Durante esta época (entre 1956 y 1975, podría decirse) el protagonismo dentro del sistema le correspondió sobre todo a la Comisión, quedando el Tribunal en un segundo lugar12. No obstante, se fue produciendo, muy lentamente, una evolución del sistema, que acabaría alterando las previsiones de sus creadores o al menos de muchos de ellos. El alcance de los derechos protegidos por el Convenio se amplió mediante varios Protocolos de reforma: así, el Protocolo Adicional de 1952 (que garantizaba el derecho de posesión pacífica, el derecho de los padres a la forma de educación de sus hijos y el derecho a elecciones libres) y el Protocolo 4 en 1963. El número de ratificaciones del Convenio fue aumentando progresivamente durante los años sesenta y setenta, incluyendo a los antiguos regímenes dictatoriales del sur de Europa, y reintegrando a Grecia tras la caída del régimen de los coroneles. Igualmente, fue aumentando el número de países que aceptaban el recurso individual y la jurisdicción del Tribunal. A ello debe añadirse que la Comisión Europea de Derechos Humanos fue desarrollando una doctrina sobre la interpretación de esos derechos, que de alguna forma presagiaba un futuro desarrollo del sistema13.

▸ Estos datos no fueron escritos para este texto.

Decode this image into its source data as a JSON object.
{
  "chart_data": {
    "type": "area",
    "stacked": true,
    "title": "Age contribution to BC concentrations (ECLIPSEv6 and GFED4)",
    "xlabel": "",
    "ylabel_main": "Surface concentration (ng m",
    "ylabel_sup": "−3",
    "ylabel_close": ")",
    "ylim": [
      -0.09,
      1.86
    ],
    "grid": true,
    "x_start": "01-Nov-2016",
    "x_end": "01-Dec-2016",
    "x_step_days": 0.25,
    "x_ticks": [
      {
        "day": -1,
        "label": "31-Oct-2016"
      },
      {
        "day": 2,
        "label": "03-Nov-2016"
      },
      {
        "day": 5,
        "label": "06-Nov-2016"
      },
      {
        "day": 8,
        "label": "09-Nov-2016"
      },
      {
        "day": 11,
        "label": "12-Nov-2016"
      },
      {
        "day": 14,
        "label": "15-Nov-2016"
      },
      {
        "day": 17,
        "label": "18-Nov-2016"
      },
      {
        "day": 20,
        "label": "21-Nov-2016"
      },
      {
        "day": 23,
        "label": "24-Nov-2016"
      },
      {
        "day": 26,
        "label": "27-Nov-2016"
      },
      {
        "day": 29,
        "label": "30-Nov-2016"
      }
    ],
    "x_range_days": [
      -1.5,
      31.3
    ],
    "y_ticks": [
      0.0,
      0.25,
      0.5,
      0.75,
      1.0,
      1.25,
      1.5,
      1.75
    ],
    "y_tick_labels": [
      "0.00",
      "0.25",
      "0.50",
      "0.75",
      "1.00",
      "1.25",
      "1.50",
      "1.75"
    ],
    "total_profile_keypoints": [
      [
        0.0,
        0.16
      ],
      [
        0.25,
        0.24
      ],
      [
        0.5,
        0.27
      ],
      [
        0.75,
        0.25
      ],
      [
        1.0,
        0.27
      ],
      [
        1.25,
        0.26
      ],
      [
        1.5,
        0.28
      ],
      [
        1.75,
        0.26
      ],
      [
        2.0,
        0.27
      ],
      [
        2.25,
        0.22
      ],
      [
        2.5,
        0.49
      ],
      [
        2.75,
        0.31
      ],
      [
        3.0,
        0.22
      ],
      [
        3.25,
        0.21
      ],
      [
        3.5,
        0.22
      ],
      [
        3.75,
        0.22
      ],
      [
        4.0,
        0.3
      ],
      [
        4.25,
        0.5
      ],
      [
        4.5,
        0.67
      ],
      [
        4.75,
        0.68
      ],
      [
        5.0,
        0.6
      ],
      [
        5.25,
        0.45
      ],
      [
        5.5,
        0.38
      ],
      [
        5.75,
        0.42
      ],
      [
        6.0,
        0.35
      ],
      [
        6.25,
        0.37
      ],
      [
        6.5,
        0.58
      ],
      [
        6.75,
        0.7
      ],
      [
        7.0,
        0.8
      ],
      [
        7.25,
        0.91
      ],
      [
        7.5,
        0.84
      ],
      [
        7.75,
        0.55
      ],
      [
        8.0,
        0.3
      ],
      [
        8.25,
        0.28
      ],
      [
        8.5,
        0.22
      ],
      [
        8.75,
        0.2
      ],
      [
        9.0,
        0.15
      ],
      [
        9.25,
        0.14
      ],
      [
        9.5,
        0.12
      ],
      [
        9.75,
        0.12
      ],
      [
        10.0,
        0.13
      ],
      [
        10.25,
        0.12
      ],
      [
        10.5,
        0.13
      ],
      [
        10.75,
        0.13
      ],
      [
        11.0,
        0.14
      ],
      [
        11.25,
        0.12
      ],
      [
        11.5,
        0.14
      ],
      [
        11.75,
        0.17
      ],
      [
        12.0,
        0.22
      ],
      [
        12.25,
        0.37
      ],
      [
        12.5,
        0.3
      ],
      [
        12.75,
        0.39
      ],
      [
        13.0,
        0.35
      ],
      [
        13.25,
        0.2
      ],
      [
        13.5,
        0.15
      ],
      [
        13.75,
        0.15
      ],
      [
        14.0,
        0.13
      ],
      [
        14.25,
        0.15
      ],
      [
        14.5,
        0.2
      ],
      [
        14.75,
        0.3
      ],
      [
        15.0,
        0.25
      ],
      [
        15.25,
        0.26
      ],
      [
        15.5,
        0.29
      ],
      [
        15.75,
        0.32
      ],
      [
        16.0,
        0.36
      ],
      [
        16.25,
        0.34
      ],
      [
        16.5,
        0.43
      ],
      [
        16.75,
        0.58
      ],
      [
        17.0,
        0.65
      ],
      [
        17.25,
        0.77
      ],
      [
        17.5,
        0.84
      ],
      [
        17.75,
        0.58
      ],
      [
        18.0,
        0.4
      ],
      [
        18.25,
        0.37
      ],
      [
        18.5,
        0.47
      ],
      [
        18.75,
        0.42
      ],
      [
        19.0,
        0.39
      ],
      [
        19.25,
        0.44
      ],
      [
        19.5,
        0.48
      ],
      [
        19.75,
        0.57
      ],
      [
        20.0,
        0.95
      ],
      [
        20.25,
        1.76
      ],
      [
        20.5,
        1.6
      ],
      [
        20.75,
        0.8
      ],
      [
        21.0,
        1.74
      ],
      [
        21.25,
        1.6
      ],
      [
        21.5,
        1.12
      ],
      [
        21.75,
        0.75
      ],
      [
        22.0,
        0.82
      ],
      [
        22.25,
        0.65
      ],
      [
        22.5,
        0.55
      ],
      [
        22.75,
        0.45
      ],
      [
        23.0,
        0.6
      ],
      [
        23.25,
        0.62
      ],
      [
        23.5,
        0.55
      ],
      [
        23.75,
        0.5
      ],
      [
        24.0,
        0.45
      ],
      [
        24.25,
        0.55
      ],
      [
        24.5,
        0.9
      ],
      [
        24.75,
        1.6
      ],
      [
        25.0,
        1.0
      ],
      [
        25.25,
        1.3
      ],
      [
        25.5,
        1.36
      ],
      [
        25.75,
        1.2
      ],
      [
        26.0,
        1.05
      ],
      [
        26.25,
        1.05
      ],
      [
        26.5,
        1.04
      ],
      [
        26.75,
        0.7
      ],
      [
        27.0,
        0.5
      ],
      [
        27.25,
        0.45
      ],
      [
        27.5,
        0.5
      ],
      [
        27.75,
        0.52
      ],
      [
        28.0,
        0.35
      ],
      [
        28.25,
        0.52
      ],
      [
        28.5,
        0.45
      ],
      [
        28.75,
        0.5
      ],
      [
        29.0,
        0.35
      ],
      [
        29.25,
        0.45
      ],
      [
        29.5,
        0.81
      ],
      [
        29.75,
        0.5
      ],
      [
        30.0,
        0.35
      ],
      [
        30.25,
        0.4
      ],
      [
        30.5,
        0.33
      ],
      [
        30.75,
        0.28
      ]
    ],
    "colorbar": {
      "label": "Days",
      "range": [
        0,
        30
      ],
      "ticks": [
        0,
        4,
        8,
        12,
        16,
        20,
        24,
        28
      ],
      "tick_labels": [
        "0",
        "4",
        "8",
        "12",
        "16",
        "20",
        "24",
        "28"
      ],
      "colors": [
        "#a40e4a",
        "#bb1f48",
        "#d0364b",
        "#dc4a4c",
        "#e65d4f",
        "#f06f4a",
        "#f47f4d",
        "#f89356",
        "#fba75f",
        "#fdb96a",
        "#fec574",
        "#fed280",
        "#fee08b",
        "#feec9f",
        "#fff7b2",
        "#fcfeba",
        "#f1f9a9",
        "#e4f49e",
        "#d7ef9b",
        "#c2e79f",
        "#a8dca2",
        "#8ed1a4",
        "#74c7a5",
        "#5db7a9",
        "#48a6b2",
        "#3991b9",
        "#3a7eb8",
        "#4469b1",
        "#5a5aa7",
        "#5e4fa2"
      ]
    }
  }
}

4. LA CONSOLIDACIÓN DEL TRIBUNAL COMO ÓRGANO ESENCIAL DE SISTEMA
Todos estos factores fueron contribuyendo a que, por una parte, se reforzase el carácter del Convenio como Carta de Derechos europea, y por otra, y correlativamente, el eje de gravedad del sistema del Convenio se fuera desplazando progresivamente de la Comisión al Tribunal. El aumento de países firmantes del Convenio, y el correspondiente aumento de demandas individuales fueron dando oportunidad al Tribunal de elaborar una interpretación de los derechos del Convenio que implicaba una efectiva garantía de esos derechos, que tenía una cada vez mayor difusión en el mundo de los actores del Derecho, y que, a su vez, daba lugar a una mayor afluencia de demandas.
El profesor Ed Bates14, desde la perspectiva británica, coloca el punto de inflexión en el desarrollo del Convenio, confirmando la posición clave del Tribunal, en la sentencia Golder contra Reino Unido, de 1975. En esta sentencia, el Tribunal, frente a la opinión del juez británico, optó por una interpretación del derecho a un proceso equitativo, del artículo 6 del Convenio (en una aplicación innovadora de los términos de la Convención de Viena sobre la interpretación de los tratados) no meramente literalista, y restrictiva en favor de los Estados firmantes, sino claramente garantista y, desde una perspectiva actual, activista. Sea o no Golder el punto de inflexión, a partir de 1975 la actividad del Tribunal aumenta progresivamente, tanto en aspectos cuantitativos como cualitativos. Entre 1975 y 1979 dictó diecisiete sentencias sobre el fondo; en ellas fue afirmando las líneas básicas de su jurisprudencia, que se mantendrían hasta hoy. Así, en Tyrer contra Reino Unido, de 1978, la idea del Convenio como un “instrumento vivo” (living instrument) frente a interpretaciones “historicistas”; en Marckx contra Bélgica, de 1979, el concepto de “margen de apreciación”; en Airey contra Irlanda (1979) la afirmación de que el Convenio perseguía una protección real y efectiva, y no meramente formal de los derechos en él consagrados; en Engel contra Países Bajos, de 1976, el Tribunal acuña la noción de “conceptos autónomos”.